Hooton issued another walk in the fifth, but got out of the inning with a double play. Yet another walk — his sixth in six innings — didn’t result in any scoring, and neither did walk number seven in the top of the seventh. The Cubs loaded the bases with two out in the bottom of the seventh and Randy Hundley poked a two-run single to left to make it 3-0.
Hooton finally recorded a 1-2-3 inning in the eighth, and in the bottom of the inning the Cubs plated another run on a Jose Cardenal triple and RBI single by Kessinger to make it 4-0.
The Phillies had had a lot of baserunners on the seven walks, but no hits, and now the game went to the ninth. Willie Montanez grounded out and Deron Johnson struck out. With one out to go, Greg Luzinski stood at the plate, the last obstacle between Hooton and the history books.
As I have noted here previously, Cubs pitchers threw six no-hitters between 1955 and 1972, including Milt Pappas’ later in that ‘72 season. They seemed almost commonplace. It took 36 more years for a Cubs pitcher to throw another one: Carlos Zambrano’s in 2008.
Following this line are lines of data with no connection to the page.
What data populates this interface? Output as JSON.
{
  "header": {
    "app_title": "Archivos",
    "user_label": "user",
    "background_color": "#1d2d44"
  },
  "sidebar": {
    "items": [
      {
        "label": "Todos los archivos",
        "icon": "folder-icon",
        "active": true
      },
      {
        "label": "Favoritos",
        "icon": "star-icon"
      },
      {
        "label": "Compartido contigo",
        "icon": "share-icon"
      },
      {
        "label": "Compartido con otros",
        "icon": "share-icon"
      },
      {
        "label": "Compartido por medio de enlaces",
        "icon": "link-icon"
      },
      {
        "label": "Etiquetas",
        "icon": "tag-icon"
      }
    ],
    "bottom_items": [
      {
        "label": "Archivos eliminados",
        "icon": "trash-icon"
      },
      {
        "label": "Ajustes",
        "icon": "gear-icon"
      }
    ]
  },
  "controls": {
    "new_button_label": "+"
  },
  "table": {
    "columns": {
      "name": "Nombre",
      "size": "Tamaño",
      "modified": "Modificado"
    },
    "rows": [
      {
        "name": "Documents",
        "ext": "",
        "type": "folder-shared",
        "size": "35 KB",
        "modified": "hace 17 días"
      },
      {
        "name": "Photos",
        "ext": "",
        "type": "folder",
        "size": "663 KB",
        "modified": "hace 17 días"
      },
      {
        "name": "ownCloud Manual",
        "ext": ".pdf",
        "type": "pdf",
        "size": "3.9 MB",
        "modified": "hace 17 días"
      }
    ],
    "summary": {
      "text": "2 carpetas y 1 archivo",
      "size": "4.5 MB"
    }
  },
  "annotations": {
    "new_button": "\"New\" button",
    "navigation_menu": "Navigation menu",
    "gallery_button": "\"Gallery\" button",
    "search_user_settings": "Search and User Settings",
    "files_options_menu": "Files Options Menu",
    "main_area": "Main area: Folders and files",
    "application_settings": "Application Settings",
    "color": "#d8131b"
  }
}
As for Hooton, he had a fine year in 1972 (2.80 ERA, 1.292 WHIP, 3.2 bWAR) and was also good, though a bit less so, in 1973 (2.2 bWAR). His 1974 season was mediocre (and the team was terrible) and he got off to a poor start in 1975. As was standard practice during John Holland’s tenure as general manager, the Cubs then panicked and traded Hooton May 2, 1975 in one of the worst deals in modern team history: To the Dodgers for Eddie Solomon and Geoff Zahn. Hooton went on to pitch in three World Series for the Dodgers, finished second in Cy Young voting in 1978 and was NLCS MVP in 1981. The trade might have worked out all right if the Cubs had kept Zahn, who wound up as a pretty good rotation starter for nearly a decade for the Twins and Angels, but before the 1977 season they released him and got absolutely nothing in return.
Anyway, Burt Hooton’s no-hitter, a 4-0 win in front of just 9,583, was a major highlight of the 1972 season. It happened Sunday, April 16, 1972 — 50 years ago today.